5. Thanks for the reply, emakarov. Indescribable cardinals are quite interesting as a way of classifying large cardinal strengths. A cardinal k is said to be Pi(m,n) indescribable iff for every set S in R(k) [which is also called V_k] and every Pi(m,n) sentence P, if <R(k), epsilon, S> |= P, then there exists a cardinal b < k such that <R(b), epsilon, S intersect R(b)> |= P. Similarly for Sigma(m,n) indescribable. In other words, they are cardinals for which no formula of that strength can fully describe, so my first reaction is that inaccessibles, as Pi(1,1) indescribables, are stronger than Pi(1,1), and hence not liable to the L-S downward theorem. But I am unsure.

6. And what is a Pi(m,n) sentence? Are we working with ZF set theory, which is first-order, or some other theory and/or logic?
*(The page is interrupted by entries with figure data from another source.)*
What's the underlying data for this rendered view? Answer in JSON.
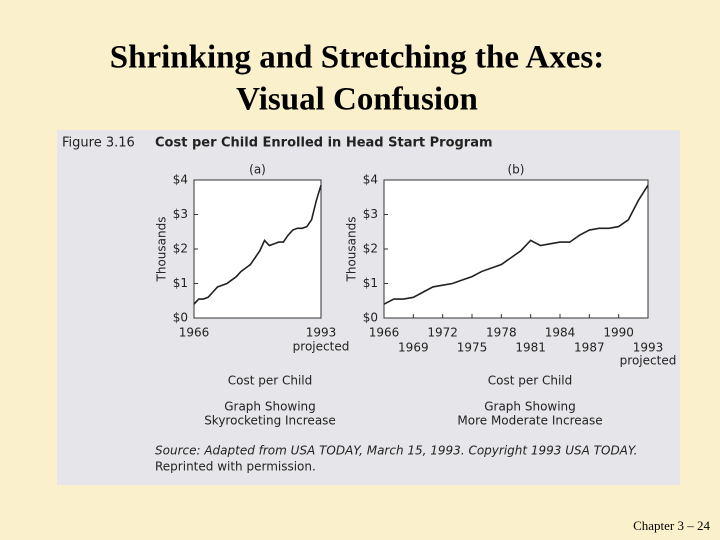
{
  "slide": {
    "title": [
      "Shrinking and Stretching the Axes:",
      "Visual Confusion"
    ],
    "footer": "Chapter 3 – 24"
  },
  "figure": {
    "label": "Figure 3.16",
    "title": "Cost per Child Enrolled in Head Start Program",
    "source": [
      "Source: Adapted from USA TODAY, March 15, 1993. Copyright 1993 USA TODAY.",
      "Reprinted with permission."
    ]
  },
  "chart_data": [
    {
      "type": "line",
      "subtitle": "(a)",
      "ylabel": "Thousands",
      "xlabel": "Cost per Child",
      "caption": [
        "Graph Showing",
        "Skyrocketing Increase"
      ],
      "x_annotation": "projected",
      "color": "#222222",
      "x": [
        1966,
        1967,
        1968,
        1969,
        1970,
        1971,
        1972,
        1973,
        1974,
        1975,
        1976,
        1977,
        1978,
        1979,
        1980,
        1981,
        1982,
        1983,
        1984,
        1985,
        1986,
        1987,
        1988,
        1989,
        1990,
        1991,
        1992,
        1993
      ],
      "values": [
        0.4,
        0.55,
        0.55,
        0.6,
        0.75,
        0.9,
        0.95,
        1.0,
        1.1,
        1.2,
        1.35,
        1.45,
        1.55,
        1.75,
        1.95,
        2.25,
        2.1,
        2.15,
        2.2,
        2.2,
        2.4,
        2.55,
        2.6,
        2.6,
        2.65,
        2.85,
        3.4,
        3.85
      ],
      "xlim": [
        1966,
        1993
      ],
      "xticks": [
        1966,
        1993
      ],
      "ylim": [
        0,
        4
      ],
      "yticks": [
        {
          "value": 0,
          "label": "$0"
        },
        {
          "value": 1,
          "label": "$1"
        },
        {
          "value": 2,
          "label": "$2"
        },
        {
          "value": 3,
          "label": "$3"
        },
        {
          "value": 4,
          "label": "$4"
        }
      ]
    },
    {
      "type": "line",
      "subtitle": "(b)",
      "ylabel": "Thousands",
      "xlabel": "Cost per Child",
      "caption": [
        "Graph Showing",
        "More Moderate Increase"
      ],
      "x_annotation": "projected",
      "color": "#222222",
      "x": [
        1966,
        1967,
        1968,
        1969,
        1970,
        1971,
        1972,
        1973,
        1974,
        1975,
        1976,
        1977,
        1978,
        1979,
        1980,
        1981,
        1982,
        1983,
        1984,
        1985,
        1986,
        1987,
        1988,
        1989,
        1990,
        1991,
        1992,
        1993
      ],
      "values": [
        0.4,
        0.55,
        0.55,
        0.6,
        0.75,
        0.9,
        0.95,
        1.0,
        1.1,
        1.2,
        1.35,
        1.45,
        1.55,
        1.75,
        1.95,
        2.25,
        2.1,
        2.15,
        2.2,
        2.2,
        2.4,
        2.55,
        2.6,
        2.6,
        2.65,
        2.85,
        3.4,
        3.85
      ],
      "xlim": [
        1966,
        1993
      ],
      "xticks": [
        1966,
        1969,
        1972,
        1975,
        1978,
        1981,
        1984,
        1987,
        1990,
        1993
      ],
      "ylim": [
        0,
        4
      ],
      "yticks": [
        {
          "value": 0,
          "label": "$0"
        },
        {
          "value": 1,
          "label": "$1"
        },
        {
          "value": 2,
          "label": "$2"
        },
        {
          "value": 3,
          "label": "$3"
        },
        {
          "value": 4,
          "label": "$4"
        }
      ]
    }
  ]
}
7. A Pi(m,n) formula (being lazy and letting the uppercase Pi, with a superscript m and subscript n) is the extension of the analytic hierarchy as explained in the link that you gave me from Wiki, and usually comes up for higher orders in discussions of the constructible universe. The language is an extension of the ZF-language, and the theories are extensions of ZF, (or Bernays-Morse) with new variables added for the higher-order variables. The formula is put into prenex form with various tricks. If the first order variables range over the domain A, then second-order variables range over P(A) or P(A X A) or…., where P(S) is the power set of S; third order variables over P(P(A)) or other ranges of this type: with a depth of at most wo in terms of the power set operator. Similarly for higher-order variables. Then, as you corrected me, terms of order n+1 are the variables X^n, etc. Then, the subscript refers to the number of alternating quantifiers of the highest order of the formula, beginning with a universal quantifier (and Sigma(m,n) with an existential one) as in the arithmetic case. The other definitions, such as satisfaction, deduction, validity, are then all defined similarly to those for first-order formulas, although the properties sometimes are different.